Çamlıca’daki prens köşkleri ona açıktı. Halkı elpençe divan
dururdu. Şevkle karşılanır, şerefle uğurlanırdı. Fakat Şinâsi bütün bunları
bırakarak çıplak, sefil bir matbaa dekoru içinde bunak bir ağanın elinde
yaşamaya katlandı.
Bu nokta üstünde durmak ve Şinâsi’nin ye’sini, bezginliğini
belirten işaretler aramak lâzımdır. Amma ne yazık ki benim bugün çizdiğim
hudut, böyle derin ve etraflı tetkikleri almıyacak kadar dardı.
Yalnız, Efendi’nin yaradılıştan ağır, gamlı ve biraz da
evhamlı olduğunu biliyoruz. Paris’teki yaşayışı bile bir ev, bir lokanta birkaç
kütüphane ve bir tek bahçe arasında geçmişti. Tiyatroya, musikiye ancak
başkaları tarafından sürüklendiği, kurtulmak imkânını bulmadığı zamanlarda
gidermiş.
Müsteşrik Sasi, Ernest Rönan, Lamartin gibi büyük garp
şahsiyetleriyle tanışmak onun çekingenlik kabuğunu soyamamıştı. İstanbul’a
geldikten sonra Yusuf Kâmil Paşa’nın ve Prens Mustafa Fâzıl’ın konaklarında
ilmî münakaşalar dışında hiç söze karışmadığı, havai sohbetten hoşlanmadığı
söylenir.
Ömründe, o hiç kimseye bağlanmadı. Hattâ kendisine candan
bağlananlara bile.
Karısı Nevikter hanımı boşamak için tâ Paristen kalkıp
İstanbul’a geldi.

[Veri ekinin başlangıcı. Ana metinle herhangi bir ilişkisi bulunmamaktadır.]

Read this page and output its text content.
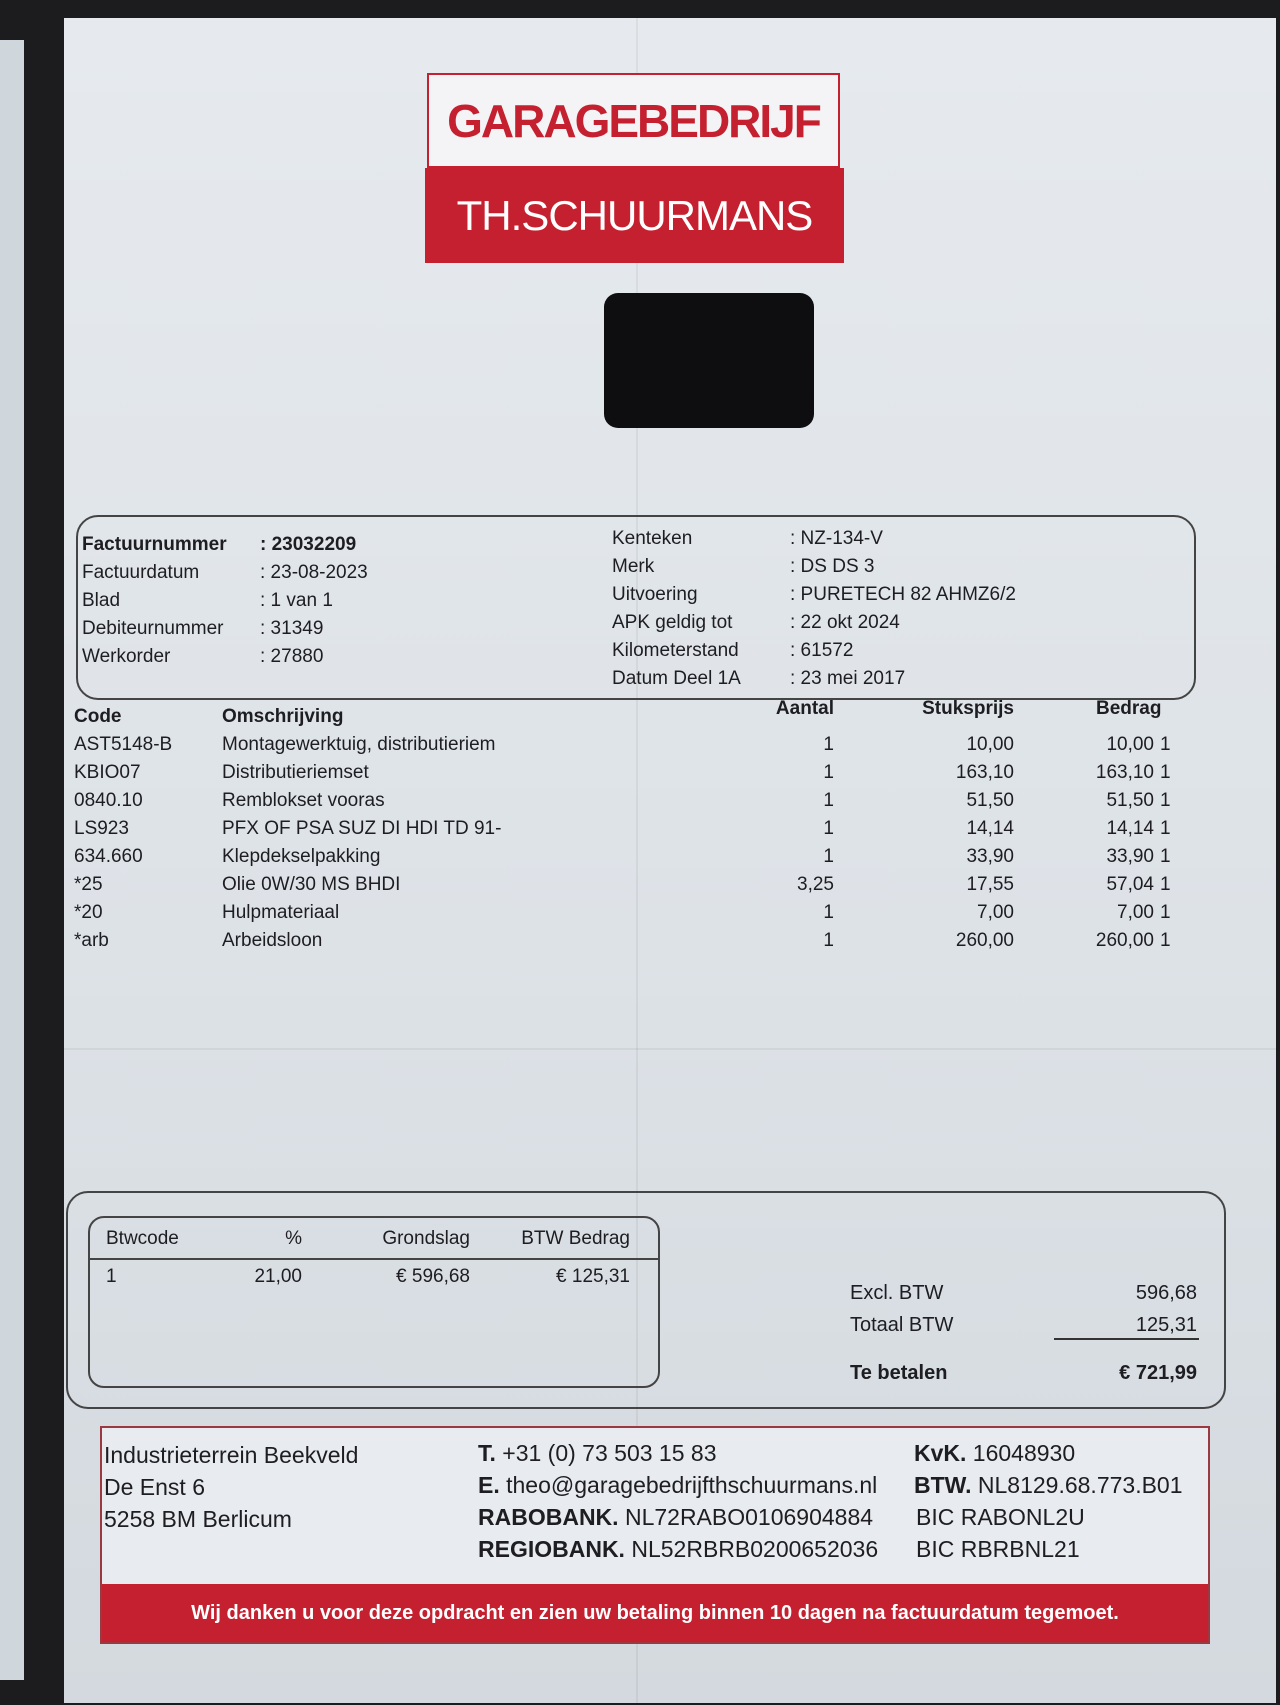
GARAGEBEDRIJF
TH.SCHUURMANS
Factuurnummer	: 23032209
Factuurdatum	: 23-08-2023
Blad	: 1 van 1
Debiteurnummer	: 31349
Werkorder	: 27880
Kenteken	: NZ-134-V
Merk	: DS DS 3
Uitvoering	: PURETECH 82 AHMZ6/2
APK geldig tot	: 22 okt 2024
Kilometerstand	: 61572
Datum Deel 1A	: 23 mei 2017
Code	Omschrijving	Aantal	Stuksprijs	Bedrag
AST5148-B	Montagewerktuig, distributieriem	1	10,00	10,00 1
KBIO07	Distributieriemset	1	163,10	163,10 1
0840.10	Remblokset vooras	1	51,50	51,50 1
LS923	PFX OF PSA SUZ DI HDI TD 91-	1	14,14	14,14 1
634.660	Klepdekselpakking	1	33,90	33,90 1
*25	Olie 0W/30 MS BHDI	3,25	17,55	57,04 1
*20	Hulpmateriaal	1	7,00	7,00 1
*arb	Arbeidsloon	1	260,00	260,00 1
Btwcode	%	Grondslag	BTW Bedrag
1	21,00	€ 596,68	€ 125,31
Excl. BTW	596,68
Totaal BTW	125,31
Te betalen	€ 721,99
Industrieterrein Beekveld
De Enst 6
5258 BM Berlicum
T. +31 (0) 73 503 15 83
E. theo@garagebedrijfthschuurmans.nl
RABOBANK. NL72RABO0106904884
REGIOBANK. NL52RBRB0200652036
KvK. 16048930
BTW. NL8129.68.773.B01
BIC RABONL2U
BIC RBRBNL21
Wij danken u voor deze opdracht en zien uw betaling binnen 10 dagen na factuurdatum tegemoet.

Hem bu işi evine de uğramadan yaptı. Boşanma Beyoğlu’nda Eko
Doryan gazetesi idarehanesinde Jan Piyetri ve Tophane müftüsü Bekir Efendi’nin
huzurunda oldu. Ertesi gün tekrar Avrupa’ya gitmişti.
Şair Evlenmesi piyesinin tezini, biraz da kendi hayatındaki
evlilik acısı ilham etmiştir sanıyorum. Şinâsi, bu meselede siyret’i suret
haline koyarak dâvâyı şahsîlikten çıkarmaya çalışır.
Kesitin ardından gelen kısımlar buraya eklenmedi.